How to Write a GDPR Privacy Notice for Your Website
## The short answer
GDPR requires you to tell people, in clear and plain language, what personal data you collect, why, and what rights they have — and the standard place to do that is a privacy notice on your website. It is not optional, and a generic copied template rarely fits, because the notice must accurately describe *your* actual data practices. A good privacy notice is honest, specific, easy to find, and written for ordinary readers rather than lawyers.
Transparency is a core GDPR principle. The privacy notice is the main way you meet it, so it deserves more care than the boilerplate it often becomes.
## What a privacy notice must cover
At minimum, your notice should tell people:
- **Who you are** — your organisation's name and contact details, and a data protection contact if you have one.

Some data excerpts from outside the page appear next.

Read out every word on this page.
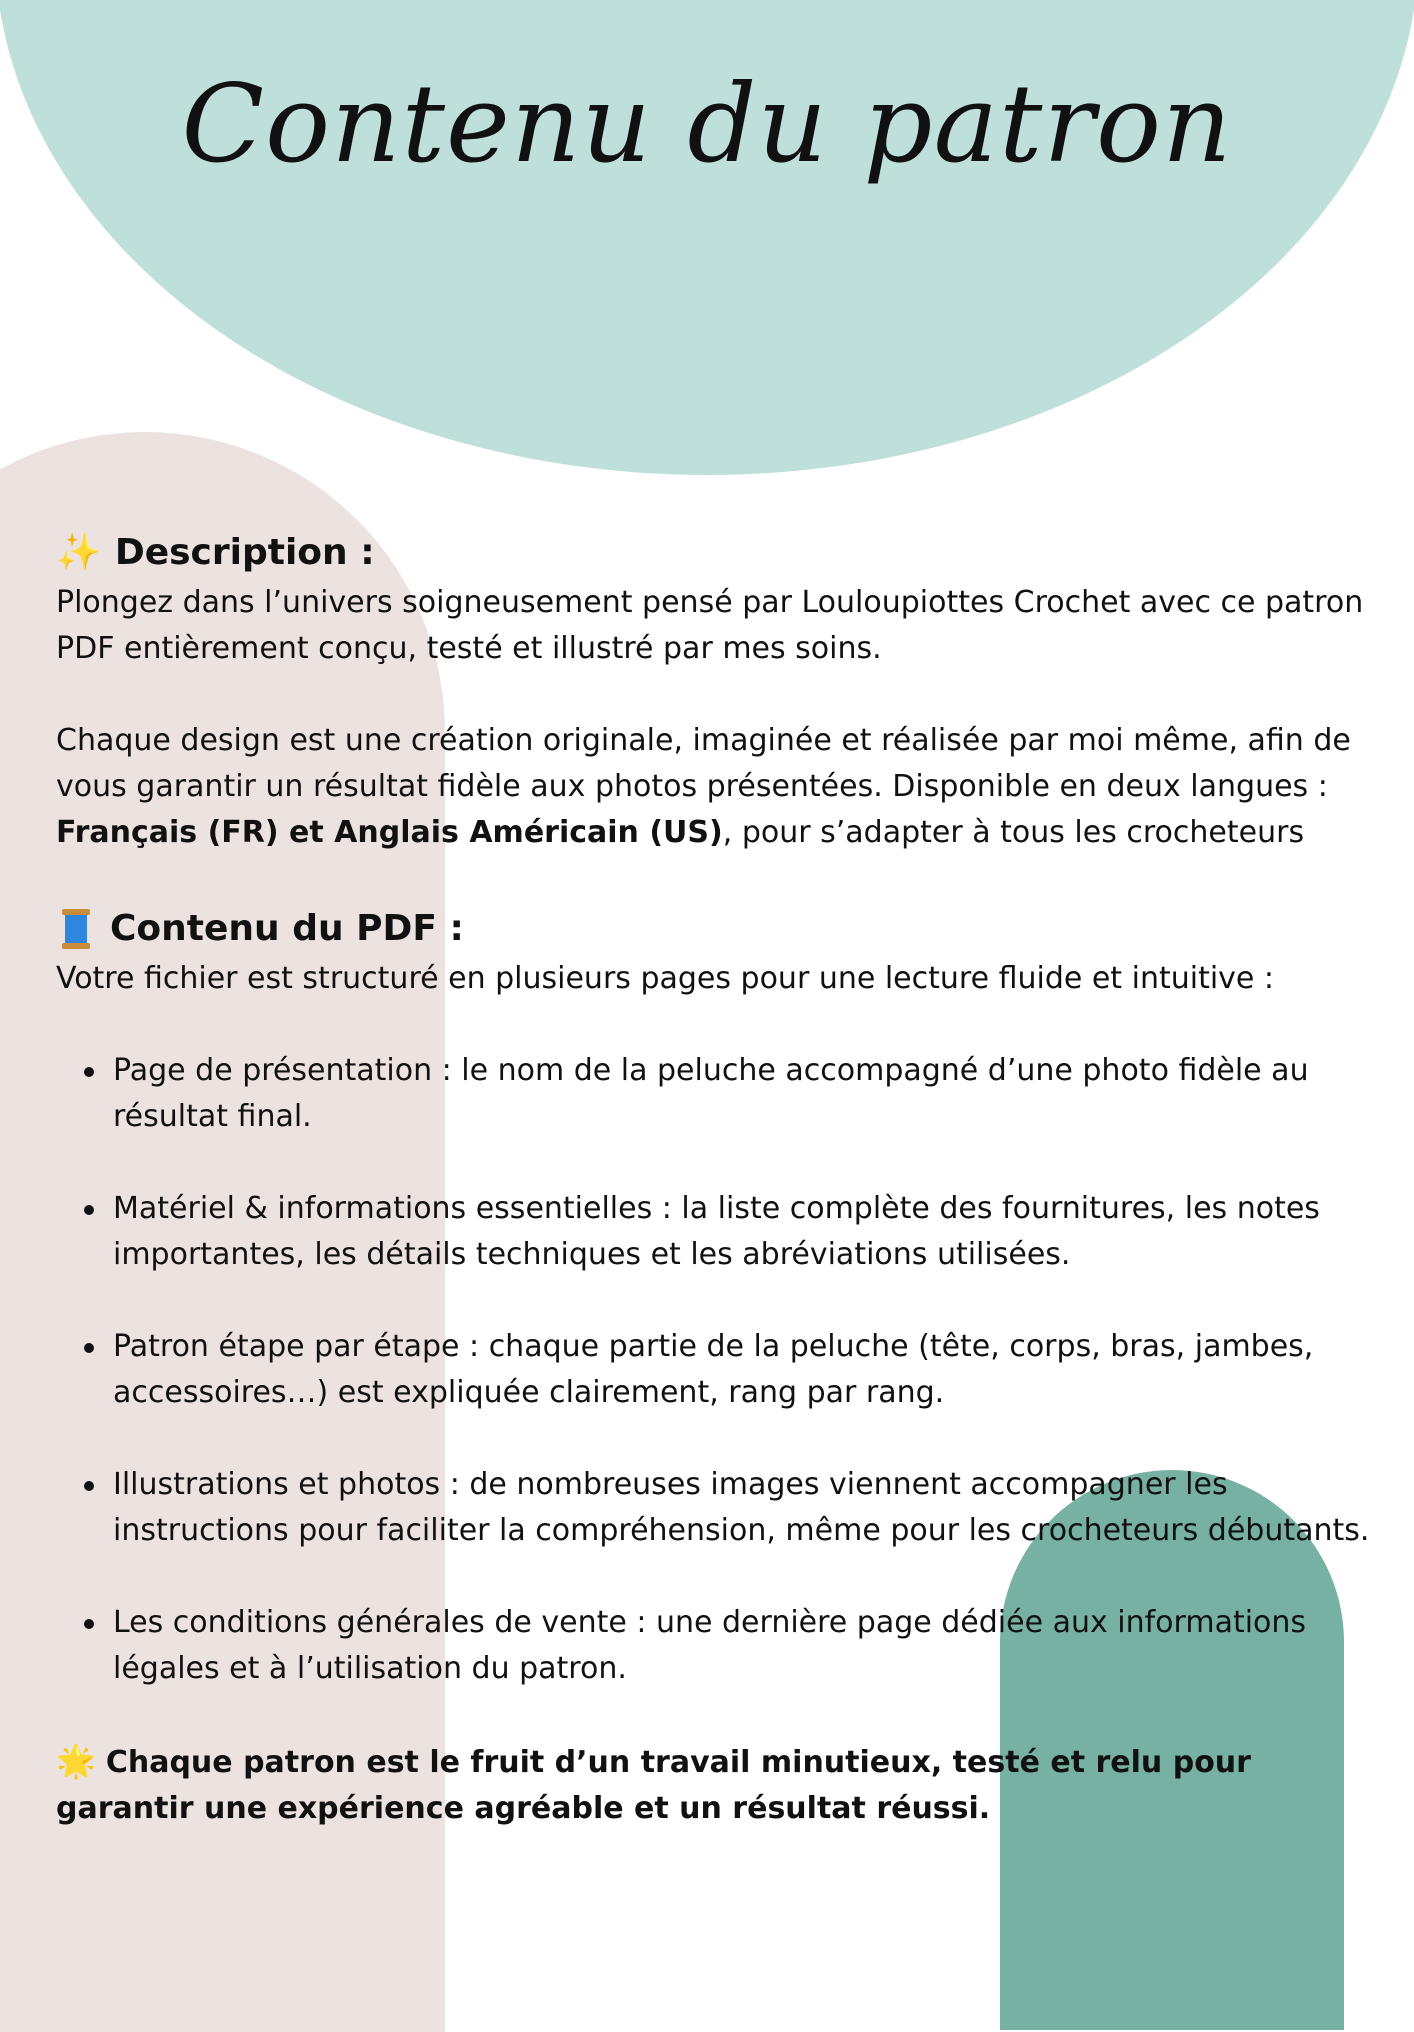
Contenu du patron
✨ Description :

Plongez dans l’univers soigneusement pensé par Louloupiottes Crochet avec ce patron PDF entièrement conçu, testé et illustré par mes soins.

Chaque design est une création originale, imaginée et réalisée par moi même, afin de vous garantir un résultat fidèle aux photos présentées. Disponible en deux langues : Français (FR) et Anglais Américain (US), pour s’adapter à tous les crocheteurs

Contenu du PDF :

Votre fichier est structuré en plusieurs pages pour une lecture fluide et intuitive :

Page de présentation : le nom de la peluche accompagné d’une photo fidèle au résultat final.
Matériel & informations essentielles : la liste complète des fournitures, les notes importantes, les détails techniques et les abréviations utilisées.
Patron étape par étape : chaque partie de la peluche (tête, corps, bras, jambes, accessoires…) est expliquée clairement, rang par rang.
Illustrations et photos : de nombreuses images viennent accompagner les instructions pour faciliter la compréhension, même pour les crocheteurs débutants.
Les conditions générales de vente : une dernière page dédiée aux informations légales et à l’utilisation du patron.

🌟 Chaque patron est le fruit d’un travail minutieux, testé et relu pour garantir une expérience agréable et un résultat réussi.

- **What data you collect** — the categories, such as contact details, order history, or website usage data.
- **Why you collect it** — the purposes, in concrete terms.
- **Your lawful basis** for each purpose (consent, contract, legitimate interests, and so on).
- **Who you share it with** — categories of recipients such as payment processors, couriers, or email platforms.
- **International transfers** — if data goes outside the UK, and how it is protected.
- **How long you keep it** — your retention periods or the criteria you use.
- **Their rights** — access, rectification, erasure, restriction, portability, objection.
- **How to complain** — including the right to contact the ICO.
- **Whether providing data is required** and what happens if they do not.
## Structure it for humans
A wall of dense legal text technically satisfies the rules but fails the spirit of them. Make the notice usable:
- Use clear headings so people can jump to what they care about.
- Lead each section with a plain-language summary.
- Use a layered approach for complex sites: a short top-level summary linking to fuller detail.
- Keep sentences short and avoid jargon.
- Date it, and note when it was last updated.
If a teenager could read your notice and understand what happens to their data, you are on the right track.
## Be specific, not vague
The most common failing is vagueness. "We may share your data with third parties" tells the reader nothing. Instead, name the *categories*: "We share delivery addresses with our courier so they can deliver your order, and card details with our payment provider to process payments." Specificity is more work but it is what the regulation expects and what builds trust.
Likewise, avoid claiming you collect data you do not, or omitting collection you actually do. The notice must match reality — including any analytics, tracking pixels, or third-party scripts running on your site.
## Cookies and tracking
A privacy notice often sits alongside a cookie policy and consent banner. Where you use non-essential cookies or similar tracking, you generally need consent collected through a banner *before* those cookies fire, and your notice should explain what cookies you use and why. Treat the banner and the notice as a pair, not as one substituting for the other.
## Keep it accurate over time
A privacy notice is a living document. Whenever you add a new tool, start a new type of processing, or change who you share data with, update the notice. A notice that describes how the business operated two years ago is worse than useless — it actively misleads. Schedule a periodic review so it does not drift out of date.
## Make it easy to find
Link to your privacy notice from:
- The footer of every page
- Every form that collects personal data, at the point of collection
- Your checkout and sign-up flows
- Marketing emails
The notice should be reachable in a click from anywhere a person hands over data.
## Where this fits a wider compliance picture
Writing the notice forces you to articulate every data flow in your business, which is why it pairs naturally with a data inventory and a lawful-basis register. Doing it properly is the transparent, design-first approach we take when building enterprise-grade products at neart.ai — describe what you actually do, accurately, and make it legible to the people affected.
## Practical takeaway
Do not start from a template; start from a list of every type of personal data you collect and what you do with it. Write the notice from that list, in plain language, covering the required points above, and link to it everywhere data is collected. Then diarise a review so it stays true. An honest, specific, well-structured notice is both a legal requirement and a quiet signal that your business can be trusted with people's information.